Een geestelijke strijd
Wat nu gebeurt in het Midden-Oosten is een geestelijke strijd. Een strijd om de macht. De strijd om Israel, om Jeruzalem, om de Tempelberg. Een strijd die ook speelde in de tijd van Nehemia, tijdens de herbouw van de tempel, waarover we lezen in het Bijbelboek Nehemia.
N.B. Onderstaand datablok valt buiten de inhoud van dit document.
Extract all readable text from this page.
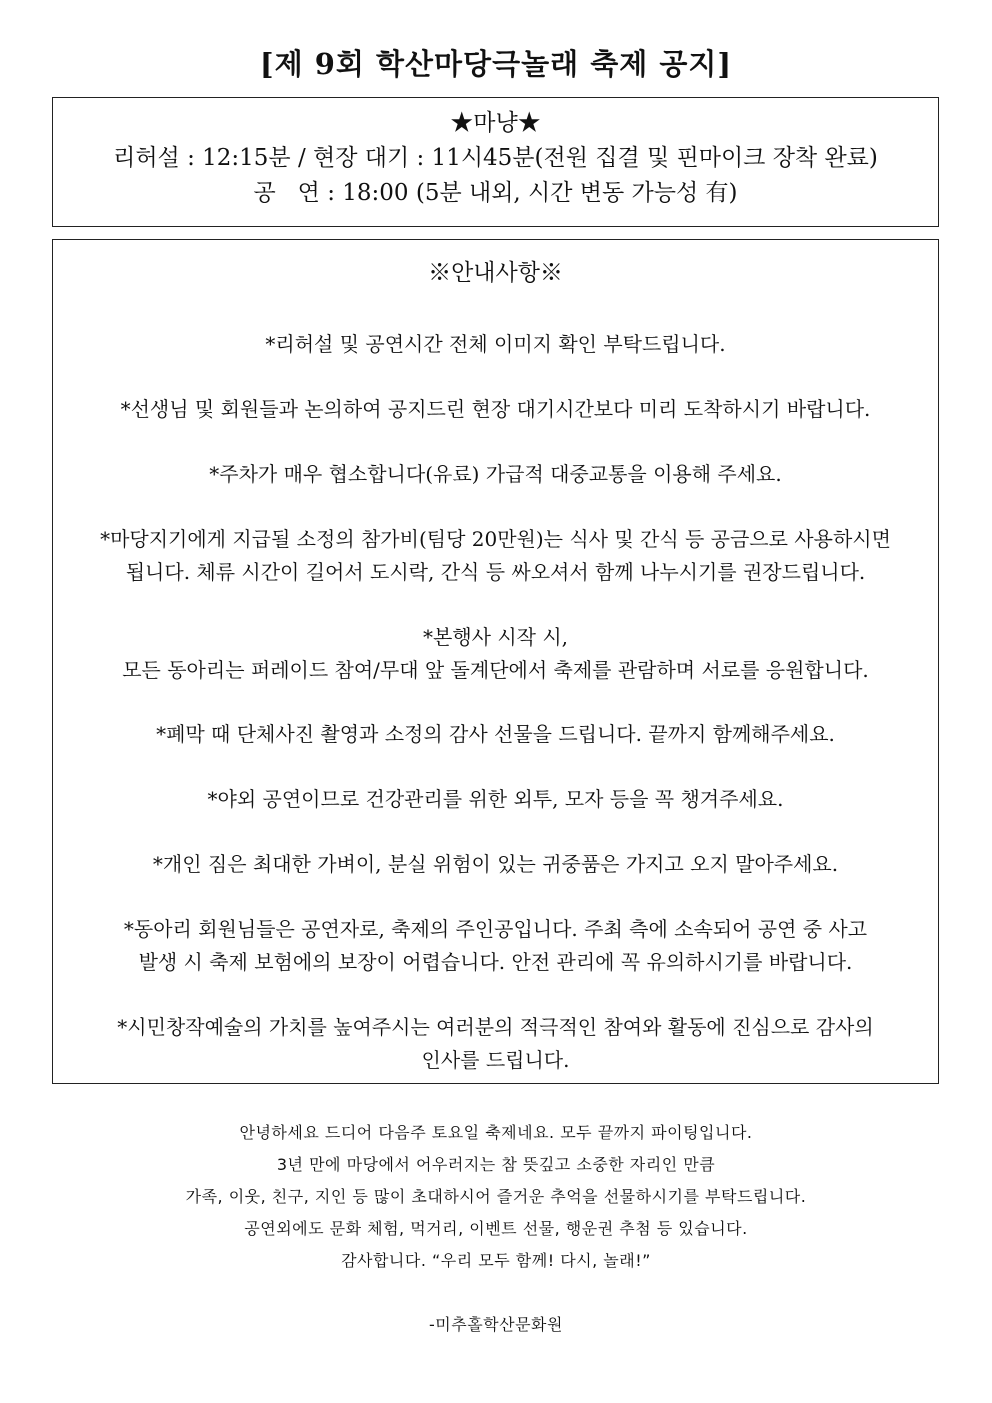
[제 9회 학산마당극놀래 축제 공지]
★마냥★
리허설 : 12:15분 / 현장 대기 : 11시45분(전원 집결 및 핀마이크 장착 완료)
공   연 : 18:00 (5분 내외, 시간 변동 가능성 有)
※안내사항※
*리허설 및 공연시간 전체 이미지 확인 부탁드립니다.
*선생님 및 회원들과 논의하여 공지드린 현장 대기시간보다 미리 도착하시기 바랍니다.
*주차가 매우 협소합니다(유료) 가급적 대중교통을 이용해 주세요.
*마당지기에게 지급될 소정의 참가비(팀당 20만원)는 식사 및 간식 등 공금으로 사용하시면
됩니다. 체류 시간이 길어서 도시락, 간식 등 싸오셔서 함께 나누시기를 권장드립니다.
*본행사 시작 시,
모든 동아리는 퍼레이드 참여/무대 앞 돌계단에서 축제를 관람하며 서로를 응원합니다.
*폐막 때 단체사진 촬영과 소정의 감사 선물을 드립니다. 끝까지 함께해주세요.
*야외 공연이므로 건강관리를 위한 외투, 모자 등을 꼭 챙겨주세요.
*개인 짐은 최대한 가벼이, 분실 위험이 있는 귀중품은 가지고 오지 말아주세요.
*동아리 회원님들은 공연자로, 축제의 주인공입니다. 주최 측에 소속되어 공연 중 사고
발생 시 축제 보험에의 보장이 어렵습니다. 안전 관리에 꼭 유의하시기를 바랍니다.
*시민창작예술의 가치를 높여주시는 여러분의 적극적인 참여와 활동에 진심으로 감사의
인사를 드립니다.
안녕하세요 드디어 다음주 토요일 축제네요. 모두 끝까지 파이팅입니다.
3년 만에 마당에서 어우러지는 참 뜻깊고 소중한 자리인 만큼
가족, 이웃, 친구, 지인 등 많이 초대하시어 즐거운 추억을 선물하시기를 부탁드립니다.
공연외에도 문화 체험, 먹거리, 이벤트 선물, 행운권 추첨 등 있습니다.
감사합니다. “우리 모두 함께! 다시, 놀래!”
-미추홀학산문화원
Nehemia krijgt van koning Arthahsasta van Babel toestemming om het in puin liggende Jeruzalem te gaan bekijken en herbouwen. Eerst had hij zich voor de Heere verootmoedigd en de zonden van hemzelf, van zijn familie en van zijn volk beleden.
Wanneer de vijanden van Israel – vertegenwoordigd door Sanballat, de Horoniet, en Tobia, de Ammonitische dienaar – de plannen van Nehemia ontdekken, worden ze razend.
Prachtig is dan de belijdenis die Nehemia uitspreekt: ‘De God van de hemel, Hij zal ons doen slagen en wij, Zijn dienaren, zullen opstaan en gaan bouwen. Maar u hebt geen deel, geen recht, en geen herinnering in Jeruzalem’ (Nehemia 2:20).

Dan begint de herbouw van de stad, evenals ook vandaag de herbouw van het ooit verwoeste Jeruzalem, van heel Israel, nog gaande is. Het werk is al ver gevorderd, maar het is nog niet voltooid.
Als Sanballat hoort dat de muur wordt herbouwd, ontsteekt hij in woede en raakt hij zeer geërgerd (Nehemia 4:1). Hij bespot de Joden. En Tobia, de Ammoniet, valt hem bij.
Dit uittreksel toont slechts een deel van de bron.